De nombreux autres contrôles de conformité, allant des vérifications de routine KYC/AML dans le traitement des cartes de crédit au transfert des données des clients, peuvent donner d’excellents résultats en investissant une attention méticuleuse dans des opérations d'automatisation et d'orchestration. Comment ? En utilisant des cadres de modélisation des processus, tels que le BPMN (Business Process Model and Notation), les équipes peuvent concevoir des processus de bout en bout, qu'il s'agisse de workflows pilotés par des machines ou de flux de travail humains. L'orchestration des processus basé sur un cadre BPMN facilite la définition des flux de travail humains au sein des systèmes automatisés, très courants dans le domaine de la conformité.
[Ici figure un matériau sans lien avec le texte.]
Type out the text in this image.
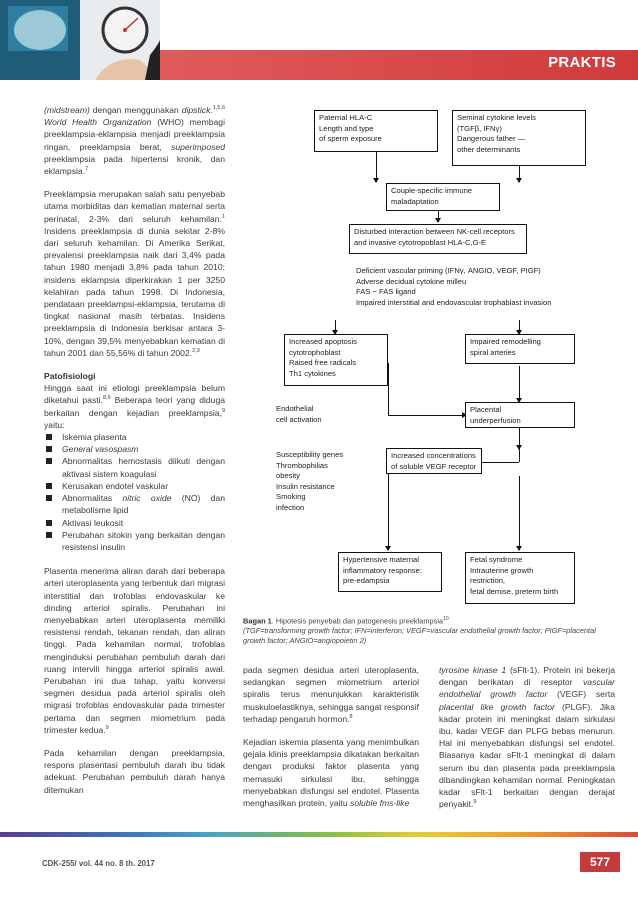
PRAKTIS

(midstream) dengan menggunakan dipstick.$^{1,5,6}$ World Health Organization (WHO) membagi preeklampsia-eklampsia menjadi preeklampsia ringan, preeklampsia berat, superimposed preeklampsia pada hipertensi kronik, dan eklampsia.$^7$

Preeklampsia merupakan salah satu penyebab utama morbiditas dan kematian maternal serta perinatal, 2-3% dari seluruh kehamilan.$^1$ Insidens preeklampsia di dunia sekitar 2-8% dari seluruh kehamilan. Di Amerika Serikat, prevalensi preeklampsia naik dari 3,4% pada tahun 1980 menjadi 3,8% pada tahun 2010; insidens eklampsia diperkirakan 1 per 3250 kelahiran pada tahun 1998. Di Indonesia, pendataan preeklampsi-eklampsia, terutama di tingkat nasional masih terbatas. Insidens preeklampsia di Indonesia berkisar antara 3-10%, dengan 39,5% menyebabkan kematian di tahun 2001 dan 55,56% di tahun 2002.$^{2,3}$

Patofisiologi

Hingga saat ini etiologi preeklampsia belum diketahui pasti.$^{8,9}$ Beberapa teori yang diduga berkaitan dengan kejadian preeklampsia,$^9$ yaitu:

Iskemia plasenta
General vasospasm
Abnormalitas hemostasis diikuti dengan aktivasi sistem koagulasi
Kerusakan endotel vaskular
Abnormalitas nitric oxide (NO) dan metabolisme lipid
Aktivasi leukosit
Perubahan sitokin yang berkaitan dengan resistensi insulin

Plasenta menerima aliran darah dari beberapa arteri uteroplasenta yang terbentuk dari migrasi interstitial dan trofoblas endovaskular ke dinding arteriol spiralis. Perubahan ini menyebabkan arteri uteroplasenta memiliki resistensi rendah, tekanan rendah, dan aliran tinggi. Pada kehamilan normal, trofoblas menginduksi perubahan pembuluh darah dari ruang intervili hingga arteriol spiralis awal. Perubahan ini dua tahap, yaitu konversi segmen desidua pada arteriol spiralis oleh migrasi trofoblas endovaskular pada trimester pertama dan segmen miometrium pada trimester kedua.$^9$

Pada kehamilan dengan preeklampsia, respons plasentasi pembuluh darah ibu tidak adekuat. Perubahan pembuluh darah hanya ditemukan

Paternal HLA-C
Length and type
of sperm exposure
Seminal cytokine levels
(TGFβ, IFNγ)
Dangerous father —
other determinants
Couple-specific immune
maladaptation
Disturbed interaction between NK-cell receptors
and invasive cytotropoblast HLA-C,G-E
Deficient vascular priming (IFNγ, ANGIO, VEGF, PIGF)
Adverse decidual cytokine milleu
FAS − FAS ligand
Impaired interstitial and endovascular trophablast invasion
Increased apoptosis
cytotrophoblast
Raised free radicals
Th1 cytokines
Impaired remodelling
spiral arteries
Endothelial
cell activation
Placental
underperfusion
Susceptibility genes
Thrombophilias
obesity
Insulin resistance
Smoking
infection
Increased concentrations
of soluble VEGF receptor
Hypertensive maternal
inflammatory response:
pre-edampsia
Fetal syndrome
Intrauterine growth
restriction,
fetal demise, preterm birth
Bagan 1. Hipotesis penyebab dan patogenesis preeklampsia$^{10}$
(TGF=transforming growth factor; IFN=interferon; VEGF=vascular endothelial growth factor; PIGF=placental growth factor; ANGIO=angiopoietin 2)

pada segmen desidua arteri uteroplasenta, sedangkan segmen miometrium arteriol spiralis terus menunjukkan karakteristik muskuloelastiknya, sehingga sangat responsif terhadap pengaruh hormon.$^8$

Kejadian iskemia plasenta yang menimbulkan gejala klinis preeklampsia dikatakan berkaitan dengan produksi faktor plasenta yang memasuki sirkulasi ibu, sehingga menyebabkan disfungsi sel endotel. Plasenta menghasilkan protein, yaitu soluble fms-like

tyrosine kinase 1 (sFlt-1). Protein ini bekerja dengan berikatan di reseptor vascular endothelial growth factor (VEGF) serta placental like growth factor (PLGF). Jika kadar protein ini meningkat dalam sirkulasi ibu, kadar VEGF dan PLFG bebas menurun. Hal ini menyebabkan disfungsi sel endotel. Biasanya kadar sFlt-1 meningkat di dalam serum ibu dan plasenta pada preeklampsia dibandingkan kehamilan normal. Peningkatan kadar sFlt-1 berkaitan dengan derajat penyakit.$^9$

CDK-255/ vol. 44 no. 8 th. 2017	577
Ainsi, même si un système technologique produit une erreur, cela ne retardera pas un renforcement ou une vérification humaine.

Répondre aux exigences des clients en matière d'expérience numérique

De nombreux pionniers du numérique ont proposé des solutions plus pratiques aux clients, remettant en cause le tissu des services financiers traditionnels. En réponse, les institutions financières de longue date intensifient leur stratégie numérique, offrant des services tels que la banque de détail et la banque d'affaires numériques, des règlements de transactions plus rapides, etc. L'objectif est d'éliminer les frictions pouvant affecter l'expérience client, chaque fois que cela est possible. Cet objectif exige un degré d'automatisation plus élevé pour de nombreuses entreprises de services financiers.

Certaines entreprises peuvent avoir lancé des produits numériques à la hâte pour faire face à la concurrence, ce qui a entraîné une fragmentation de l'expérience client ou un manque d'efficacité. Les parcours clients omnicanaux, ou ceux qui s'étendent sur plusieurs canaux, y compris en personne, les services en ligne ou le chat, et les centres de contact, peuvent s'avérer particulièrement contraignants et difficiles. Tout comme pour les défis de conformité et de risque déjà mentionnés, les entreprises peuvent utiliser BPMN pour concevoir des processus automatisés et efficacement orchestrés, qui intègrent avec succès ces canaux, afin d’assurer la continuité attendue par les clients. Lorsqu’un processus bout en bout est en place et fonctionne avec succès, il peut être reproduit comme modèle de conception dans d'autres processus, au lieu de réinventer la roue.

Jakob FreundPour conclure, de nombreux établissements de services financiers ont déjà adopté un certain degré d'automatisation. Quel que soit leur stade d'avancement, l'intégration de l'orchestration des processus peut contribuer à unifier des endpoints de processus diversifiés et à exécuter des processus complexes. En exécutant avec succès ce type de stratégie, une entreprise peut améliorer l'efficacité de ses systèmes existants, rester à la hauteur des exigences de la conformité moderne et de la gestion des risques, rationaliser l'expérience client, et en finalité prendre et garder une longueur d'avance sur la concurrence.